You missed the central tenet of my post: Afghanistan is too much of multi-lingual ethnic stew where the various peoples mix uncomfortably. The West lamely attempting to foist a central unified state rule from Kabul is a bad idea that Afghan history has rejected time and again. A huge source of the current problems is the Durand Line, which bisected the Pashtun homeland between the Afghan King du jour in 1839 and the British Raj. Said Afghan monarchs you blithely reference were mostly smart enough to let the various peoples; Pashtun, Tadjiks, Uzbeks, Hazaras, carry on without the near-genocidal policies the Taliban carried out in places like Mazar-I-Sharif. Just because outside governments recognize a particular regime does not mean those are the facts on the ground (the USA recognizing Taiwan as China instead of People's Republic for over 20 years, for example). Recognizing that Afghans identify themselves first with their tribe and people way before they mention "Afghan" is simply the way it is. How this falls into the charge of "exceptionalism" is a leap of logic akin to what passed for judgment during the Bush error.
Your trying to make a distinction between the USA and Afghanistan as to quality of nation statehood is bogus they are both equally viable nation states. This reality does not in any way support any USA policies regarding nation building etc.
Where you get this multiligual stew(I guess Swizerland is not a nation state) where various people mix uncomfortably is unknown to me.
Having spent six months in Afghanistan traveling through most of the country prewars, I know that my small Pashto vocabulary served me through out the country and the people mixed very easily.
I am not discussing anything except your contention that Afghanistan is not as viable or genuine nation state as is the USA, if this is in fact not your contention then there is no point of contention betwix us.
Also if you traveled in the region it is readily apparent that India and Pakistan are much more diverse in Language, Religion, Race, Culture, Ethnicity, and even Geography than a relatively homogenous Afghanistan.
Afghanistan Has been a nation state recognized without any hesitation or reservations by all the nations of the world for twice as long as India and Pakistan have been.
No one ever questioned Afghanistan viabilty or validity as a nation state until the USA attacked it and starting spewing the classic imperial propaganda of the inferior, ungovernable Tribal peoples.
A confederation of Tribes into a nation state as is Afghanistan in my opinion is much perferable than a corporate facist state.
Obviously you are oblivious to the uneasiness between races in the more diverse USA.
The Native Americans are a tad bit resentful of their genocidal thieving suppressors.
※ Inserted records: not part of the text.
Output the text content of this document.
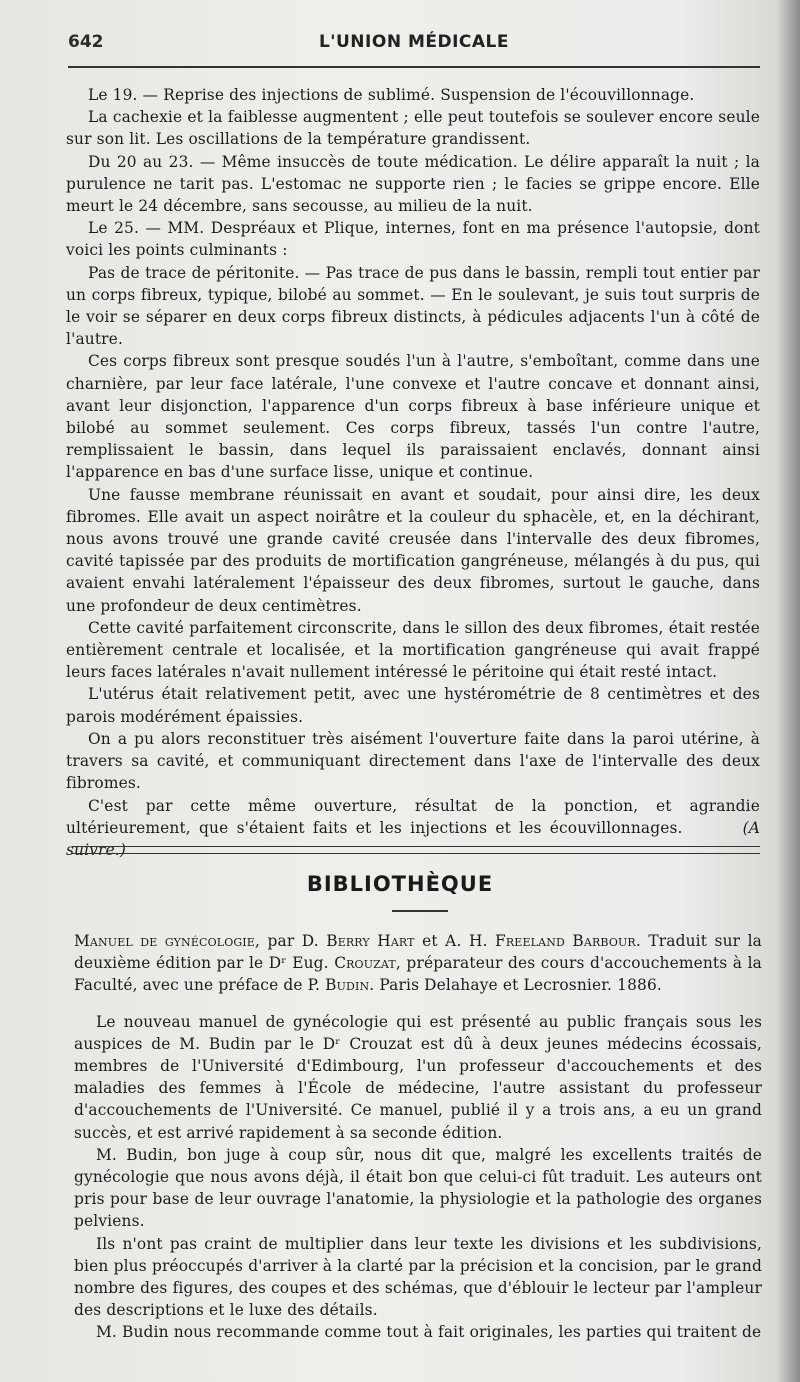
642	L'UNION MÉDICALE

Le 19. — Reprise des injections de sublimé. Suspension de l'écouvillonnage.

La cachexie et la faiblesse augmentent ; elle peut toutefois se soulever encore seule sur son lit. Les oscillations de la température grandissent.

Du 20 au 23. — Même insuccès de toute médication. Le délire apparaît la nuit ; la purulence ne tarit pas. L'estomac ne supporte rien ; le facies se grippe encore. Elle meurt le 24 décembre, sans secousse, au milieu de la nuit.

Le 25. — MM. Despréaux et Plique, internes, font en ma présence l'autopsie, dont voici les points culminants :

Pas de trace de péritonite. — Pas trace de pus dans le bassin, rempli tout entier par un corps fibreux, typique, bilobé au sommet. — En le soulevant, je suis tout surpris de le voir se séparer en deux corps fibreux distincts, à pédicules adjacents l'un à côté de l'autre.

Ces corps fibreux sont presque soudés l'un à l'autre, s'emboîtant, comme dans une charnière, par leur face latérale, l'une convexe et l'autre concave et donnant ainsi, avant leur disjonction, l'apparence d'un corps fibreux à base inférieure unique et bilobé au sommet seulement. Ces corps fibreux, tassés l'un contre l'autre, remplissaient le bassin, dans lequel ils paraissaient enclavés, donnant ainsi l'apparence en bas d'une surface lisse, unique et continue.

Une fausse membrane réunissait en avant et soudait, pour ainsi dire, les deux fibromes. Elle avait un aspect noirâtre et la couleur du sphacèle, et, en la déchirant, nous avons trouvé une grande cavité creusée dans l'intervalle des deux fibromes, cavité tapissée par des produits de mortification gangréneuse, mélangés à du pus, qui avaient envahi latéralement l'épaisseur des deux fibromes, surtout le gauche, dans une profondeur de deux centimètres.

Cette cavité parfaitement circonscrite, dans le sillon des deux fibromes, était restée entièrement centrale et localisée, et la mortification gangréneuse qui avait frappé leurs faces latérales n'avait nullement intéressé le péritoine qui était resté intact.

L'utérus était relativement petit, avec une hystérométrie de 8 centimètres et des parois modérément épaissies.

On a pu alors reconstituer très aisément l'ouverture faite dans la paroi utérine, à travers sa cavité, et communiquant directement dans l'axe de l'intervalle des deux fibromes.

C'est par cette même ouverture, résultat de la ponction, et agrandie ultérieurement, que s'étaient faits et les injections et les écouvillonnages.	(A suivre.)

BIBLIOTHÈQUE

Manuel de gynécologie, par D. Berry Hart et A. H. Freeland Barbour. Traduit sur la deuxième édition par le Dʳ Eug. Crouzat, préparateur des cours d'accouchements à la Faculté, avec une préface de P. Budin. Paris Delahaye et Lecrosnier. 1886.

Le nouveau manuel de gynécologie qui est présenté au public français sous les auspices de M. Budin par le Dʳ Crouzat est dû à deux jeunes médecins écossais, membres de l'Université d'Edimbourg, l'un professeur d'accouchements et des maladies des femmes à l'École de médecine, l'autre assistant du professeur d'accouchements de l'Université. Ce manuel, publié il y a trois ans, a eu un grand succès, et est arrivé rapidement à sa seconde édition.

M. Budin, bon juge à coup sûr, nous dit que, malgré les excellents traités de gynécologie que nous avons déjà, il était bon que celui-ci fût traduit. Les auteurs ont pris pour base de leur ouvrage l'anatomie, la physiologie et la pathologie des organes pelviens.

Ils n'ont pas craint de multiplier dans leur texte les divisions et les subdivisions, bien plus préoccupés d'arriver à la clarté par la précision et la concision, par le grand nombre des figures, des coupes et des schémas, que d'éblouir le lecteur par l'ampleur des descriptions et le luxe des détails.

M. Budin nous recommande comme tout à fait originales, les parties qui traitent de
And the African American is slighly apprehensive of the people who kidnapped, enslaved, beat, raped, lynched and continually oppressed their people.
And finally to complete the picture of the happy smilely faced USA family in broad strokes, the Hispanics are wondering why these morons are raving about them trying to work in a nation that is made up of almost one third territory that was stolen from them( which they stole from their indigenous, although many Mexicans are very much indigenous).
So finally when anyone questions the validity or viabilty of Afghanistan as a nation state they are regurgitating post USA invasion propaganda.
P.S. the Durand Line Treaty expired in 1993 and legally the Pakistani half of Pastunstan should have reverted back to Afghanistan.
Good analysis.
--"No one ever questioned Afghanistan viabilty or validity as a nation state until the USA attacked it and starting spewing the classic imperial propaganda of the inferior, ungovernable Tribal peoples."
This is absolutely right and the Americans of course cannot help themselves (like the Brits before them). Imperialist thought runs continuous. Criminalize the victims .. it makes it easier to commit horrendous crimes against them. Its exactly what the British did in India for the better part of 3 centuries.
If Ombama withdraws he has my vote no matter what else. If he stays he will never have my vote.